How the Black Turtleneck Became the Black Turtleneck

From Audrey Hepburn to Steve Jobs

Black Turtlenecks
Before you can wear a black turtleneck, you must honor the turtleneck wearers that came before you
Justin Sullivan/Getty Images

You already know you should be wearing turtlenecks this fall, but a black turtleneck is a different game altogether. It’s sleek, it’s chic, it’s sophisticated and, done the wrong way, it’s nauseatingly pretentious.

It may be one of the most basic garments of all time, but not everyone can pull off this look. It’s a bold move that compiles a vast history of iconic moments and figures in one simple garment, and it’s not one to take lightly. Mastering the art of the turtleneck takes awareness, and that starts with understanding the garment’s rich historical context — i.e. the long line of fashion icons and artistic geniuses who donned the black turtleneck before you, humble adopter. Fortunately, Artsy has the rundown on how the black turtleneck became the unofficial uniform of creative genius, so you can enter the fall an informed turtleneck wearer.

The turtleneck’s humble beginnings are rooted in practicality. According to Artsy, the garment was designed in the 19th century for polo players — in the U.K. it still goes by the considerably sleeker name “polo neck.” The utilitarian design was popular among sportsmen, laborers, sailors, and soldiers well before it was appropriated by early bohemians and pre-hipsters. Artsy gives credit for the early rise of the turtleneck among creatives to British playwright Noël Coward, who regularly wore one throughout the height of his popularity in the 1920s.

It was subsequently sported by the likes of androgynous Hollywood icon Marlene Dietrich, before finally entering its post-WWII heyday during Paris’s post-occupation renaissance. Black turtleneck fever spread to Paris-frequenting writers, artists, musicians and film stars from Juliette Greco to Miles Davis, and it became one of many memorable Audrey Hepburn looks in the 1957 film Funny Face, set, of course, in Paris.
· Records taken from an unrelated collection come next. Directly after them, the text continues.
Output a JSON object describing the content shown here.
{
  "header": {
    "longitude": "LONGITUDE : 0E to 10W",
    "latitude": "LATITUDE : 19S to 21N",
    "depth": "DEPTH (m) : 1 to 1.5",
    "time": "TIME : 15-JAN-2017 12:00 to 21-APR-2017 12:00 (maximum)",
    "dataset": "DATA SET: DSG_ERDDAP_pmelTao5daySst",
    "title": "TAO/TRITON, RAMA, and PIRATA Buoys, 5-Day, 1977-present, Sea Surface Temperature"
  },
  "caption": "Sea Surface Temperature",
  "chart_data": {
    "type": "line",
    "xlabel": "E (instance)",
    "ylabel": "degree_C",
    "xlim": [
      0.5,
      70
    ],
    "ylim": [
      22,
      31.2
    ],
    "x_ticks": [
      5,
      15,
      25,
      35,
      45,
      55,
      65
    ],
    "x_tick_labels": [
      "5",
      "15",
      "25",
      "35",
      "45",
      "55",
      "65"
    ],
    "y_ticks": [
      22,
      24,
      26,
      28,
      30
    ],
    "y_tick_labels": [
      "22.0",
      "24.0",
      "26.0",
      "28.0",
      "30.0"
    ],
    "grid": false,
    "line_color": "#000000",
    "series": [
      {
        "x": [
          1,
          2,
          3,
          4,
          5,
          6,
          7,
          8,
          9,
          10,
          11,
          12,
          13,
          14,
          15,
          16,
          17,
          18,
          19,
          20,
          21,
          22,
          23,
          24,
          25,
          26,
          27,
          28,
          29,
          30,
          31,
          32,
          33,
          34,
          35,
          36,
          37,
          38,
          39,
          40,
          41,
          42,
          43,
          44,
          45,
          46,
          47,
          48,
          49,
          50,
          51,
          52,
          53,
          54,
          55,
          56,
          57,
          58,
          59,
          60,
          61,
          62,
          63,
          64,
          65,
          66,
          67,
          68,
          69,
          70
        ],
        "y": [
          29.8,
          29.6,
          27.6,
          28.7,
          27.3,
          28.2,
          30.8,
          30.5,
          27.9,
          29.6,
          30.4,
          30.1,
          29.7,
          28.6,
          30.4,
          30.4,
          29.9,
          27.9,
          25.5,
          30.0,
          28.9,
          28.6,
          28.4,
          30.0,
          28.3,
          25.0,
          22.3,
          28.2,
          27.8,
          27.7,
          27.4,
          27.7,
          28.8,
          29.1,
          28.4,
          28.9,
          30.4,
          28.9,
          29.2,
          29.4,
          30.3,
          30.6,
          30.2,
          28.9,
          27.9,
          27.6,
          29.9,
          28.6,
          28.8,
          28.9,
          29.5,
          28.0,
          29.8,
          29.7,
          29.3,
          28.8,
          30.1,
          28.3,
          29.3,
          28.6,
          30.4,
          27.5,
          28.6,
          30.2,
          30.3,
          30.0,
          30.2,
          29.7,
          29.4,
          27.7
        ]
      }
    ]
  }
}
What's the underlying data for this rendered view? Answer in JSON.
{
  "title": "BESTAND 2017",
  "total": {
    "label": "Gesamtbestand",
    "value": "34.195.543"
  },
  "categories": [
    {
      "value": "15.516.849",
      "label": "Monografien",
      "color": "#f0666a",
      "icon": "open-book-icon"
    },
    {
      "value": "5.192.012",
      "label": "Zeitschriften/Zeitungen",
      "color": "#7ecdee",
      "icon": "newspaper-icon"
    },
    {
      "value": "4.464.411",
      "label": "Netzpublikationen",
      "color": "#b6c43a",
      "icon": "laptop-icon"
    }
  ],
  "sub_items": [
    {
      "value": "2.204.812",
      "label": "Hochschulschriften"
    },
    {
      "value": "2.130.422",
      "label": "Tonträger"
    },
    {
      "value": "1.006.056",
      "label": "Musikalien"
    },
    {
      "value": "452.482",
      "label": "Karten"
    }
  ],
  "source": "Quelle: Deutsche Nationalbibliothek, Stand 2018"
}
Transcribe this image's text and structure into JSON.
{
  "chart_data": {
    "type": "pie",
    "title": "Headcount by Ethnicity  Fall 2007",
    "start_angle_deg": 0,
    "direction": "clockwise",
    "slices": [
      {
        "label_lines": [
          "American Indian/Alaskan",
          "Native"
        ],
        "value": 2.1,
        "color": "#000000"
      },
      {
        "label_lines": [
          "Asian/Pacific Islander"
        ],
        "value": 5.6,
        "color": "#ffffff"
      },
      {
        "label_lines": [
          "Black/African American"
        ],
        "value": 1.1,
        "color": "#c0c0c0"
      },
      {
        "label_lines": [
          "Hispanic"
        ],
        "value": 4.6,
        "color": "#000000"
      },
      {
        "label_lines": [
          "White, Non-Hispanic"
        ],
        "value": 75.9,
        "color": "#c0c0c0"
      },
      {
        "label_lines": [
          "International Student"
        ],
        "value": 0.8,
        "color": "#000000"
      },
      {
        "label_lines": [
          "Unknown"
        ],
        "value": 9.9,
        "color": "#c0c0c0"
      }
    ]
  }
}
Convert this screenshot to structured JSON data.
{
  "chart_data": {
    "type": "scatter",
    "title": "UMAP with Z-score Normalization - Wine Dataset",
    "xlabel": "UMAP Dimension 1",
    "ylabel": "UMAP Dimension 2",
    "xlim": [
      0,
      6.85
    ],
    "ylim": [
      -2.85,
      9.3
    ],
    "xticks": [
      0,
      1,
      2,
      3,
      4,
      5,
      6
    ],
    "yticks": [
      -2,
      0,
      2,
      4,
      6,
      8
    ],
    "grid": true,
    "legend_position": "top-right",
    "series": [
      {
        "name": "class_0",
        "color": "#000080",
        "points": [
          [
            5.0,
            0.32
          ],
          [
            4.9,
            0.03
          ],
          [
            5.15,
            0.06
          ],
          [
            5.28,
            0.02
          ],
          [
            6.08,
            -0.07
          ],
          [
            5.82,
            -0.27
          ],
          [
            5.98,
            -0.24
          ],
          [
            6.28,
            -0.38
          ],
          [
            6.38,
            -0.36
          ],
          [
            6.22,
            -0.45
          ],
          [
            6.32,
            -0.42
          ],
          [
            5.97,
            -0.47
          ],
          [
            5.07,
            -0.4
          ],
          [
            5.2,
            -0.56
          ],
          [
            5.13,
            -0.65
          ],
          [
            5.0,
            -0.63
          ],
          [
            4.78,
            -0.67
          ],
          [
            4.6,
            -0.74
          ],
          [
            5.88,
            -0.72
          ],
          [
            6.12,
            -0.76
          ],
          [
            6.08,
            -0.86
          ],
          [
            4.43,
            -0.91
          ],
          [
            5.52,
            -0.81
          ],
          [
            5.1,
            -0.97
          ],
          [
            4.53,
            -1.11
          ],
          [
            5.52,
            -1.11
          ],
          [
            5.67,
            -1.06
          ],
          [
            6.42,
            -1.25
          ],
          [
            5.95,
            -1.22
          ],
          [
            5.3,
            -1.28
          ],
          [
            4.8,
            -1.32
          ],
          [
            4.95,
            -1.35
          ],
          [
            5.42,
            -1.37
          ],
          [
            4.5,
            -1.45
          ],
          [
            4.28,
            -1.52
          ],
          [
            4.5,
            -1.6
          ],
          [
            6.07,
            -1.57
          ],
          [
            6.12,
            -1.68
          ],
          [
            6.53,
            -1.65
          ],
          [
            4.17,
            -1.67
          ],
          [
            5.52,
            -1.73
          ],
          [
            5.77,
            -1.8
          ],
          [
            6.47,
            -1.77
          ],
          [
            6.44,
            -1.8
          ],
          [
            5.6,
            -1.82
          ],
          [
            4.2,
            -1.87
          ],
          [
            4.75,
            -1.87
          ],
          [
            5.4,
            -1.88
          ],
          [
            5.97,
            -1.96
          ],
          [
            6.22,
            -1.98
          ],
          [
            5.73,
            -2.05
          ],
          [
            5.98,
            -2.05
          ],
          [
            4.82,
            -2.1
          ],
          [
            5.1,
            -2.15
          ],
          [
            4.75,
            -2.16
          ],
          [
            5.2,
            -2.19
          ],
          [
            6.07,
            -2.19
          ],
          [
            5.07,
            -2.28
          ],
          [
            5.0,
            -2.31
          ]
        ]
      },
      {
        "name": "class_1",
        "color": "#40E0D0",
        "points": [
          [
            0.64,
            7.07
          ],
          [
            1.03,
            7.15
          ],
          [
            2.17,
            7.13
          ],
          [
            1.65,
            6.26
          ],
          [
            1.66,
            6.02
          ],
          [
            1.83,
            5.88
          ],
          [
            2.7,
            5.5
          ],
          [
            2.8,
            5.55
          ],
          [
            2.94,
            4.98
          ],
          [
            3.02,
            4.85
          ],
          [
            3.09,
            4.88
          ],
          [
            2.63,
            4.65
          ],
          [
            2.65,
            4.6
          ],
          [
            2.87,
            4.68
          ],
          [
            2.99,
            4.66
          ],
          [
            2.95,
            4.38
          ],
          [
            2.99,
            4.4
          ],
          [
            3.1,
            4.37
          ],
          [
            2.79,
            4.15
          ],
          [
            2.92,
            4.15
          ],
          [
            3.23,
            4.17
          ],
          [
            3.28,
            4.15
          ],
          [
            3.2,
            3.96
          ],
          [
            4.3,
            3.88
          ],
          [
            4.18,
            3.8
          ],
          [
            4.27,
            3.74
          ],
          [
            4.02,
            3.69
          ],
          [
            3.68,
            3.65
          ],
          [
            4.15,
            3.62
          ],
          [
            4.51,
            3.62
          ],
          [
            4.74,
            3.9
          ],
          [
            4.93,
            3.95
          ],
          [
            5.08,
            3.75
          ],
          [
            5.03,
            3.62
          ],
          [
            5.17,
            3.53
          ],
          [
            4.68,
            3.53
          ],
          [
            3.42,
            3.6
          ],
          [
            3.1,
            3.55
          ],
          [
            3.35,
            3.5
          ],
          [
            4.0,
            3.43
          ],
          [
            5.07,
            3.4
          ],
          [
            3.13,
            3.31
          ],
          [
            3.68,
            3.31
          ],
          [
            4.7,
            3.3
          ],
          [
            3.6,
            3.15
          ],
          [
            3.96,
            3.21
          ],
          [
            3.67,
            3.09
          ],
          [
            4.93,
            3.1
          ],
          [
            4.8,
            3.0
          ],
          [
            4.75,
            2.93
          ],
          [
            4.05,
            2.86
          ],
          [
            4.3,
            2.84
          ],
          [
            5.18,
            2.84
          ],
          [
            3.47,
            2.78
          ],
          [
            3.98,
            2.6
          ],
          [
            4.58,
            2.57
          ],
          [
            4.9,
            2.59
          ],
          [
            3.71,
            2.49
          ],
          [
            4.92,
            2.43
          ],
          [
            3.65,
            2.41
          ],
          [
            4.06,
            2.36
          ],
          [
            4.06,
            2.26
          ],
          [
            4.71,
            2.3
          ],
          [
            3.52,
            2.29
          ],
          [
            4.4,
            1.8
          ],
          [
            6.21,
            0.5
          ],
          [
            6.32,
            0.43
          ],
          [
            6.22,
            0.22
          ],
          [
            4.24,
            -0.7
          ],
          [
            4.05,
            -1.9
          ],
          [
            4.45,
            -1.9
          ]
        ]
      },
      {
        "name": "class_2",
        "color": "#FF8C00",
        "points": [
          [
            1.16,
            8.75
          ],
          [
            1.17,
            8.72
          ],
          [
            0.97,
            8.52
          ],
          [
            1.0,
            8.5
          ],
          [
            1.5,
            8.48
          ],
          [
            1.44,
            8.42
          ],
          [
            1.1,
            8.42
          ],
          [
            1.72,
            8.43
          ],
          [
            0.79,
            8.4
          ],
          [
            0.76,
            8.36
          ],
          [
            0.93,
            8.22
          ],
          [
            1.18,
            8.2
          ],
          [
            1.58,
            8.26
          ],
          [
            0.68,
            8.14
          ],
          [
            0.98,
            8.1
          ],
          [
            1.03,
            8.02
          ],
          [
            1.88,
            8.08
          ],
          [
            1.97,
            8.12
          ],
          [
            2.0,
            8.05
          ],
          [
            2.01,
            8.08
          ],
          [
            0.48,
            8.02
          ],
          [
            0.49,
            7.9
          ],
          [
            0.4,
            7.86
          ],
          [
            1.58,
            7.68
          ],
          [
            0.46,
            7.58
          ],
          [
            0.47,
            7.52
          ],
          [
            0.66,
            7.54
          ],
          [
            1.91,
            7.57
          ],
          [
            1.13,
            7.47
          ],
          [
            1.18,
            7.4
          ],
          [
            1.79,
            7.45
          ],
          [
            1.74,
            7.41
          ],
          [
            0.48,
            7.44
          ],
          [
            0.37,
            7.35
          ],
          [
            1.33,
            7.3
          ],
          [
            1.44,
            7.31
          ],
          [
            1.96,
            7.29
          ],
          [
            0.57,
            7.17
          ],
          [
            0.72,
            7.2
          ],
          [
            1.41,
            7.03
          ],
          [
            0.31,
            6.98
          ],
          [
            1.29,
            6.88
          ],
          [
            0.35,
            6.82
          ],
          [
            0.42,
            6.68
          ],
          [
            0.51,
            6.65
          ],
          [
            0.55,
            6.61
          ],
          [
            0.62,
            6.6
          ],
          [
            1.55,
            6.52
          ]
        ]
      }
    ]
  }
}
The sophisticated French look spread to the U.S., where it was co-opted by everyone from Gloria Steinem to Andy Warhol. By the 1970s, however, brightly colored versions of the moody, chic garment unceremoniously “killed any illusion of cool” the turtleneck once maintained, according to Artsy’s Digby Warde-Aldam.

Fortunately, not even the fashion sins of the ’70s could keep the turtleneck down forever. Modern adopters of the iconic look include Steve Jobs and Elizabeth Holmes. While the latter may have done more harm than good for the black turtleneck’s image, the constant conversation surrounding her dogged adherence to the outfit proves, if nothing else, that the simplest looks can still generate the loudest conversations.